Contre le non-sens du "toujours plus"
Électrique, solaire, économe, minimaliste, fabriquée en France… Les superlatifs ne manquent pas pour qualifier cette micro voiture au look étrange. Mais au-delà du produit, Avatar Mobilités entend surtout répondre à un vrai problème : l’absurdité du modèle automobile actuel. « Utiliser un véhicule de 1, 2 ou même 3 tonnes pour certains véhicules électriques, c’est un non-sens absolu », dénonce Frédéric Mourier.
« Sur le modèle Ulive, on utilise 40 % de PPE recyclé »

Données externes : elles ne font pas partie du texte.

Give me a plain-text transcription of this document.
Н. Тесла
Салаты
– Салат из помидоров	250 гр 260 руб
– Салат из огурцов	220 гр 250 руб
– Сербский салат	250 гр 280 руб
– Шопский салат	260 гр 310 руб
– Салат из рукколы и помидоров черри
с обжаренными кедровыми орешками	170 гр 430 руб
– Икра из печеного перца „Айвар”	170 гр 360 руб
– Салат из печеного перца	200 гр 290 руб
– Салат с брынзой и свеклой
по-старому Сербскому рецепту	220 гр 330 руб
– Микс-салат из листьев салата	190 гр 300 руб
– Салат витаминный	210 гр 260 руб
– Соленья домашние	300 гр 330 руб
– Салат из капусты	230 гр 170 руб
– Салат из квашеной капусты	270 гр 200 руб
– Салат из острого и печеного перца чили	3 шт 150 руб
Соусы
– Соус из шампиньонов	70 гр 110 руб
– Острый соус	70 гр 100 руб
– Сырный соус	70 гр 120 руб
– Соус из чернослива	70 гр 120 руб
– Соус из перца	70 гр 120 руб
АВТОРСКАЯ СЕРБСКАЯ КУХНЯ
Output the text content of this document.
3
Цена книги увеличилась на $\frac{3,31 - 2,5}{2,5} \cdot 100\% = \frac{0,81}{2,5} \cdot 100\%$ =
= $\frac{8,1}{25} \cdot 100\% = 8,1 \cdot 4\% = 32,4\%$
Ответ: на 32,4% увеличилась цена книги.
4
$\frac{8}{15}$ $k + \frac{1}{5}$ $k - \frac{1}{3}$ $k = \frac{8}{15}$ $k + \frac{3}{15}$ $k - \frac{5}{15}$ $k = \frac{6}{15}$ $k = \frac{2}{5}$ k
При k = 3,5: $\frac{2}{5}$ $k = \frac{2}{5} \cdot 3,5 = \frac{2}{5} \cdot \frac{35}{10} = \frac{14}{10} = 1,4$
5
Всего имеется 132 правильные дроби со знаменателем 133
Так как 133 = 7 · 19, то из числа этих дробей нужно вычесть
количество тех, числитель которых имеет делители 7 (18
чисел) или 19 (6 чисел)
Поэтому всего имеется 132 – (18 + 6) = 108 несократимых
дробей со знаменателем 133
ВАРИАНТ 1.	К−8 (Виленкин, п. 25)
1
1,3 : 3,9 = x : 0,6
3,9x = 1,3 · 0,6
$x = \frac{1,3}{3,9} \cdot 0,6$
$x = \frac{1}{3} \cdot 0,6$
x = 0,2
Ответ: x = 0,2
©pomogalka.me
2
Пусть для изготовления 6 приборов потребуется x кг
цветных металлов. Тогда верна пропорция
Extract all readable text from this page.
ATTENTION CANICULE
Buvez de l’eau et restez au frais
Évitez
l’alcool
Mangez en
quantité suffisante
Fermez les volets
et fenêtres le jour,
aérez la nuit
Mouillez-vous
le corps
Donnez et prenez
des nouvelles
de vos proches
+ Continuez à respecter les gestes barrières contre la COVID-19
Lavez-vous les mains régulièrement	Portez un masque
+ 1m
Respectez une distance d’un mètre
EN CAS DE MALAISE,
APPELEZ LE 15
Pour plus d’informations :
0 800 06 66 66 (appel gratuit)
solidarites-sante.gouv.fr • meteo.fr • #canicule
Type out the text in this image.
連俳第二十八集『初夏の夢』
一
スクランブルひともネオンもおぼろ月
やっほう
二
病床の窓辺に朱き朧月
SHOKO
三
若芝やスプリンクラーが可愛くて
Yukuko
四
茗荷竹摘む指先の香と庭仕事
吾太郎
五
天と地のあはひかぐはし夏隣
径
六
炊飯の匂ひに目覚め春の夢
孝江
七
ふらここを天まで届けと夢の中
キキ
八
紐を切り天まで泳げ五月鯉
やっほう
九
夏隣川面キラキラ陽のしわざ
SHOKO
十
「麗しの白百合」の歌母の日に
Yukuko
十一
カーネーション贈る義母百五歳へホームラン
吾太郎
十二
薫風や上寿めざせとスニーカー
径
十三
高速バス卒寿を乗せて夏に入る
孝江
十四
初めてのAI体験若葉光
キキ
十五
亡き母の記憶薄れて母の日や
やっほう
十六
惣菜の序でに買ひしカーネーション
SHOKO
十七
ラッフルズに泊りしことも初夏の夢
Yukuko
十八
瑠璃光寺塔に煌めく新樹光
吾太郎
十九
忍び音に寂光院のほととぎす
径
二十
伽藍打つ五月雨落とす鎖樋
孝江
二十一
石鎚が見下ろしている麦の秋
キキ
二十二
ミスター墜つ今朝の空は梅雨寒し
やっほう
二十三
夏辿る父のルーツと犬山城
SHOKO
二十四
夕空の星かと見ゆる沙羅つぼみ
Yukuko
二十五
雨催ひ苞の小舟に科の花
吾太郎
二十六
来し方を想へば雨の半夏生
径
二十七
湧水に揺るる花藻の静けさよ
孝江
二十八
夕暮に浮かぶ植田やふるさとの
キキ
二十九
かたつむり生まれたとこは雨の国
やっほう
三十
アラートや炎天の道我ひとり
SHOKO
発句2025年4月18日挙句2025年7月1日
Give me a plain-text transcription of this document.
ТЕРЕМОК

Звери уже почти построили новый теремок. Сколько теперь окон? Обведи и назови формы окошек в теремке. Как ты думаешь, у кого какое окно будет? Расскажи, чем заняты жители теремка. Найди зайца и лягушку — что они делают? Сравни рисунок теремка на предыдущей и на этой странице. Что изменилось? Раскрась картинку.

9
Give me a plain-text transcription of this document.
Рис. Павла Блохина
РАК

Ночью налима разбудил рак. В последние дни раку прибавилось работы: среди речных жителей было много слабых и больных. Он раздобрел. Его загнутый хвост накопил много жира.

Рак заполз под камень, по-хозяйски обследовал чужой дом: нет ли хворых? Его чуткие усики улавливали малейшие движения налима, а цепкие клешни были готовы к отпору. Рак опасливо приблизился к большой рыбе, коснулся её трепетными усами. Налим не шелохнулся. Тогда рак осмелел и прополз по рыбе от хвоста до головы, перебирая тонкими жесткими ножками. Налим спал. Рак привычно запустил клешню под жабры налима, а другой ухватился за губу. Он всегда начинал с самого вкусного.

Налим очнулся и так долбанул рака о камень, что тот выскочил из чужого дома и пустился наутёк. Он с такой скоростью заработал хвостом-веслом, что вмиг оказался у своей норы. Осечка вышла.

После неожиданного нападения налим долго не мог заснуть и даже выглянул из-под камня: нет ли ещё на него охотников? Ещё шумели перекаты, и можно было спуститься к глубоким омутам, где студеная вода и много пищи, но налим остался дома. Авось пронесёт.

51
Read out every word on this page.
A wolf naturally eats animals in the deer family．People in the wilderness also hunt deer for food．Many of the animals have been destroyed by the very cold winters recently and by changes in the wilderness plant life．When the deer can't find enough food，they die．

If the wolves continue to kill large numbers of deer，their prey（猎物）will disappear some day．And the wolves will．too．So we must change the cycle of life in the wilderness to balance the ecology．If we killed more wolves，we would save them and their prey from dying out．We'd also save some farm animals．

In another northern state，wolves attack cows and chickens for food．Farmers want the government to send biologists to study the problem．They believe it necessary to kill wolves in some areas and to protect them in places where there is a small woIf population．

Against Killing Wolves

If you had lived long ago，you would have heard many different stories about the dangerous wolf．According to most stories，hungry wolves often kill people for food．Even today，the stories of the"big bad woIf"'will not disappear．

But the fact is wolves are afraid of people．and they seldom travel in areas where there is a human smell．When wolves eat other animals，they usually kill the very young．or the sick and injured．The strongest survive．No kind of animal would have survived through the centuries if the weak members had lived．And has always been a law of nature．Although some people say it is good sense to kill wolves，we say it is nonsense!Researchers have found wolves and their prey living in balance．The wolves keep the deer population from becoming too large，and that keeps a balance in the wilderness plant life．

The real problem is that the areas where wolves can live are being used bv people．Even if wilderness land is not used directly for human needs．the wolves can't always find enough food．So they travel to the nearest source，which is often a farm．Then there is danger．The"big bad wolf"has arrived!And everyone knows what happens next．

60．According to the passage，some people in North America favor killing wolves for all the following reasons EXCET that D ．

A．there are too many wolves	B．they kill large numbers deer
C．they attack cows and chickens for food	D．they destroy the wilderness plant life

D’autant que 40 à 50% de l’empreinte environnementale d’une voiture électrique provient de sa fabrication dans un pays comme la France où l’électricité est majoritairement décarbonée. Une donnée qui oriente fortement les choix de conception chez Avatar Mobilités.
Une vision circulaire
L’écoconception est la boussole de l’entreprise. « Un véhicule écoconçu, c’est d’abord un véhicule qui utilise peu de matériaux, facilement recyclables, mais surtout facilement réparables », explique Carmen Blanchard, responsable des opérations. C’est pourquoi la structure repose sur un châssis en acier — plus facile à souder partout dans le monde — plutôt qu’en aluminium.
Le revêtement extérieur, quant à lui, est en polypropylène expansé (PPE), une matière plastique légère, déjà bien intégrée dans les filières de recyclage. « Sur le modèle Ulive, on utilise 40 % de PPE recyclé », précise-t-elle.